The MAP is way too low. Aggressive fluid resuscitation to a MAP of >90 mmHg. So target systolic will probably be around 110-120 mmHg, if we assume ICP is around 25 mmHg (which is a big assumption). I'd throw in a 20ml/kg bolus as fast as humanly possible. Then I'm going to consider more fluids, with potential for a pressor.
Seizure might be due to herniation, might be due to hypoxia. Assuming this person is something around normal body weight, lets throw in 5mg midazolam IV.
[I recognise the potential for hypotension here. If we were just sedating, I'd consider ketamine, despite the debate about it's use in patients with elevated ICP. But we need an anticonvulsant here.]
I'm reluctant to paralyse here, because I'd like to know that I've controlled the seizure activity. So I'm going to hold off on that, and give the versed a few minutes to work. Then reassess my position.
[I recognise this is a huge judgment call. Seizing and paralysed is going to hugely increase metabolic demands on the brain. Not being paralysed is going to make this worse.]

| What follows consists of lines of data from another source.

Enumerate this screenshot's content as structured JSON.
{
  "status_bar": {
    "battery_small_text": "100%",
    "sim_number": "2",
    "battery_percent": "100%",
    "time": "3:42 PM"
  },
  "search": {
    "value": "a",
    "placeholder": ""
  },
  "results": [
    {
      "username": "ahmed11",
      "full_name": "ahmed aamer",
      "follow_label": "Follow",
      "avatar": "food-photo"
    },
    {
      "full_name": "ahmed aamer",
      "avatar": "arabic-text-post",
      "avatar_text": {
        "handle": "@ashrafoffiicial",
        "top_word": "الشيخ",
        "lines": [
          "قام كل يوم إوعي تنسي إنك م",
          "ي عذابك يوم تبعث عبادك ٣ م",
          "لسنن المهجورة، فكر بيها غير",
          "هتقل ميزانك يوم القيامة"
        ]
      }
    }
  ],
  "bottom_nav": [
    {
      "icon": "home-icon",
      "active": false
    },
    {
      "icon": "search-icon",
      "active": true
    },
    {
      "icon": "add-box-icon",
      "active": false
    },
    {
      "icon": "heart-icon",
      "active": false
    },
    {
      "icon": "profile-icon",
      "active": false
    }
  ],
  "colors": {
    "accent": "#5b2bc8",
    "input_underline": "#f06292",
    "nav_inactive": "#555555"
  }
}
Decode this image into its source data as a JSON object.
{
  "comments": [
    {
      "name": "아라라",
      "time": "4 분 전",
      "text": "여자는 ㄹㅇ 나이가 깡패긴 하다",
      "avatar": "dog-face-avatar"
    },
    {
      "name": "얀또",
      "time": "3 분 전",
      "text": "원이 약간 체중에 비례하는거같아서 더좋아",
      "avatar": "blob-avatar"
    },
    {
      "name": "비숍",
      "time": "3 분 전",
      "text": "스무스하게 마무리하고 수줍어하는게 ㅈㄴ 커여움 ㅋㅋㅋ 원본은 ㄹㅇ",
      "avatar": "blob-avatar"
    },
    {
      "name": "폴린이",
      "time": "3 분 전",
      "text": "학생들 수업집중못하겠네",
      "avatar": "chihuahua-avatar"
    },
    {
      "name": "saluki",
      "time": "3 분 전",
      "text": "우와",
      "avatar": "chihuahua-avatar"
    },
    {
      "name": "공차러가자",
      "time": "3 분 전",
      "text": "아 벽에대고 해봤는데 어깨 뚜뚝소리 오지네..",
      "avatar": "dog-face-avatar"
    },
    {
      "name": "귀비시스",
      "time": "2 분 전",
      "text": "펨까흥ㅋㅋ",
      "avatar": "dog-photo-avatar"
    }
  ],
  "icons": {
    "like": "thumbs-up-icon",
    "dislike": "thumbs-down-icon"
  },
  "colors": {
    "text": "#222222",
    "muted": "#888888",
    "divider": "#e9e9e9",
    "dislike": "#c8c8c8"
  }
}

I'd like to wrap the pelvis. Sheet and a couple of hemostats will work.
Not worried about the extremities, if the bleedings controlled. But we're going to have to re-assess that as we pressure infuse. If the patient becomes more stable, we can look at whether altering the alignment might improve peripheral vascular function.
Transport: Life threats here are herniation syndrome compressing the brainstem, and acute hemorrhage. His cranial vault needs decompressing, and someone needs to rearrange his internal organs. The Level II sounds good for now, as long as they can have someone there by the time the patient arrives.
If I can beat the chopper to the Level II, I'll transport. Otherwise they take them. Whatever gets him to a trauma surgeon quicker.